Bien que principalement constitué de matière inerte, un sol représente aussi un habitat pour de nombreux et divers organismes vivants. En plus des racines des plantes, le sol abrite ainsi une microflore (bactéries et champignons) et une faune dans laquelle on distingue la micro- (protozoaires et nématodes), la méso- (p.ex. collemboles et acariens) et macrofaune (macro-arthropodes, vers de terre et mollusques). De ce fait, dans le sol se cachent une abondance et une diversité biologique — ou biodiversité, telles qu’une unique cuillère à café de sol contiendrait des millions d’individus appartenant à des milliers d’espèces différentes !

Ci-dessous un diaporama des quelques micro- et macroinvertébrés trouvés à la surface des sols de Dorigny


  • Fourmi (hyménoptère)

Aujourd’hui, il est communément admis qu’au-delà de leur importance en nombre, les organismes vivants ont une importance fonctionnelle en contribuant directement (p. ex., chaîne de décomposition de la matière organique) ou indirectement (p. ex. structuration et rétention en eau de sol) à la formation et à l’évolution des sols, notamment celles des sols forestiers.

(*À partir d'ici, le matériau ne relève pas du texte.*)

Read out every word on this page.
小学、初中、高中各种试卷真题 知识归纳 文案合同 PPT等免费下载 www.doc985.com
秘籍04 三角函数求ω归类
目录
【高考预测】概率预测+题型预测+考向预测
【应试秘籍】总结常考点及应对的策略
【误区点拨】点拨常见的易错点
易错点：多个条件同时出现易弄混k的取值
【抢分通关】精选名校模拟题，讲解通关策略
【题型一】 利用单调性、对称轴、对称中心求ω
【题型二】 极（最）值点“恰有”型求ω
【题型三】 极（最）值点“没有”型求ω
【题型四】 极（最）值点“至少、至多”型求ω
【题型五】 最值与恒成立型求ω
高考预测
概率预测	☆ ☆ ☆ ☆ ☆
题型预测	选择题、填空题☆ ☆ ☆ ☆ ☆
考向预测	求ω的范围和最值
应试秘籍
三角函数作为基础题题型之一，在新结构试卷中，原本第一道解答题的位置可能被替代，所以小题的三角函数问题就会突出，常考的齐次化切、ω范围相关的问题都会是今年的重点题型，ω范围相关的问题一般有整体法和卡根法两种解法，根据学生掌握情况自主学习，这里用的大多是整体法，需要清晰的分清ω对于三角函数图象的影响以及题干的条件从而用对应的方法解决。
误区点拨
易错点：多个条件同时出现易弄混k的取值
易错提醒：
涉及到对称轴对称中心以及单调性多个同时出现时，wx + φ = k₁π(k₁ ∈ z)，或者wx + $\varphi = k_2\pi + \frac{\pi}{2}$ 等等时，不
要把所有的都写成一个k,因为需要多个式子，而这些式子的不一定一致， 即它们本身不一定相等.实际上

Les ingénieurs et ouvriers du sol

En tant que promeneurs habitués de la forêt de Dorigny, vous avez peut-être remarqué que la litière (principalement des feuilles et du bois morts) ne s’accumule pas d’année en année. Tout simplement parce qu’elle se fait progressivement décomposée et intégrée au sol minéral. Dans ce processus, la microflore  joue un rôle important puisque ce sont ces microorganismes qui vont in fine contribuer à la minéralisation de la matière organique et donc à son recyclage sous forme de nutriments biodisponibles pour les plantes. Cette fonction essentielle leur vaut l’appellation d’ingénieurs chimiques des sols. Mais en réalité, les bactéries ne sont que le dernier maillon d’une chaîne de décomposition de la matière organique. Leur mission ne pourrait pas être menée à bien sans le travail en amont d’une multitude d’organismes ! Qui sont-ils ? Que font-ils ? C’est ce dont il va être question dans cette section.

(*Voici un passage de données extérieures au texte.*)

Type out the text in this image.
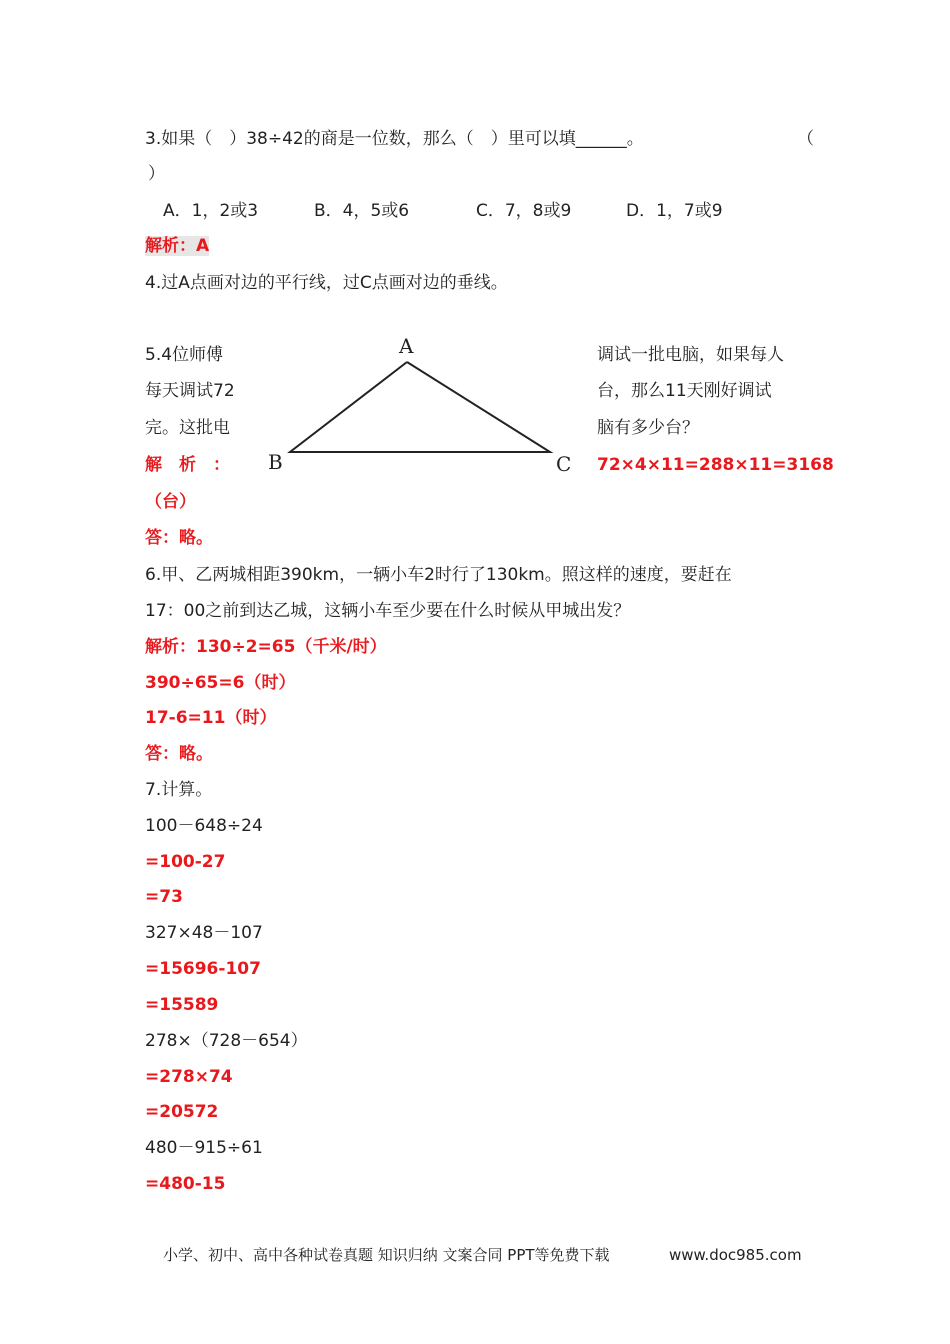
3.如果（　）38÷42的商是一位数，那么（　）里可以填______。	（
）
A．1，2或3	B．4，5或6	C．7，8或9	D．1，7或9
解析：A
4.过A点画对边的平行线，过C点画对边的垂线。
A
B	C
5.4位师傅
每天调试72
完。这批电
调试一批电脑，如果每人
台，那么11天刚好调试
脑有多少台？
解　析　：	72×4×11=288×11=3168
（台）
答：略。
6.甲、乙两城相距390km，一辆小车2时行了130km。照这样的速度，要赶在
17：00之前到达乙城，这辆小车至少要在什么时候从甲城出发？
解析：130÷2=65（千米/时）
390÷65=6（时）
17-6=11（时）
答：略。
7.计算。
100－648÷24
=100-27
=73
327×48－107
=15696-107
=15589
278×（728－654）
=278×74
=20572
480－915÷61
=480-15
小学、初中、高中各种试卷真题 知识归纳 文案合同 PPT等免费下载	www.doc985.com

Qui sont-ils? Ils sont les invertébrés qui vivent à la surface (organismes épigés) et/ou à l’intérieur (organismes endogés) du sol et qui forment ensemble la faune du sol. Comme dans tout écosystème, les régimes trophiques coexistent: invertébrés prédateurs, phytophages , rhizophage et détritivores. Ce sont ces derniers, c’est-à-dire les invertébrés se nourrissant de débris organiques, qui sont les principaux ouvriers de la chaîne de décomposition de la matière organique. Mais que font-ils exactement? Chaque organisme a ses propres rôles à jouer. Comme énoncé plus haut, on distingue la micro-, le méso- et la macrofaune sur un critère de taille des organismes. Si cette classification peut paraître arbitraire, la taille s’avère être un paramètre déterminant pour expliquer les stratégies adaptatives et le niveau d’action des organismes du sol. Ainsi, à chacune de ces faunes peut être attribuée une ou plusieurs fonction(s) qu’elle accomplit (voir schémas ci-dessous). Avec une lecture fonctionnelle, la faune détritivore peut donc être classée en trois groupes d’organismes:

– les « microprédateurs de la microflore » (nématodes et protozoaires) ;

– les « transformateurs de la litière » (macro- et microarthropodes détritivores et enchytréides) ;

–les « ingénieurs de l’écosystème » (les vers de terre et les fourmis sous nos latitudes).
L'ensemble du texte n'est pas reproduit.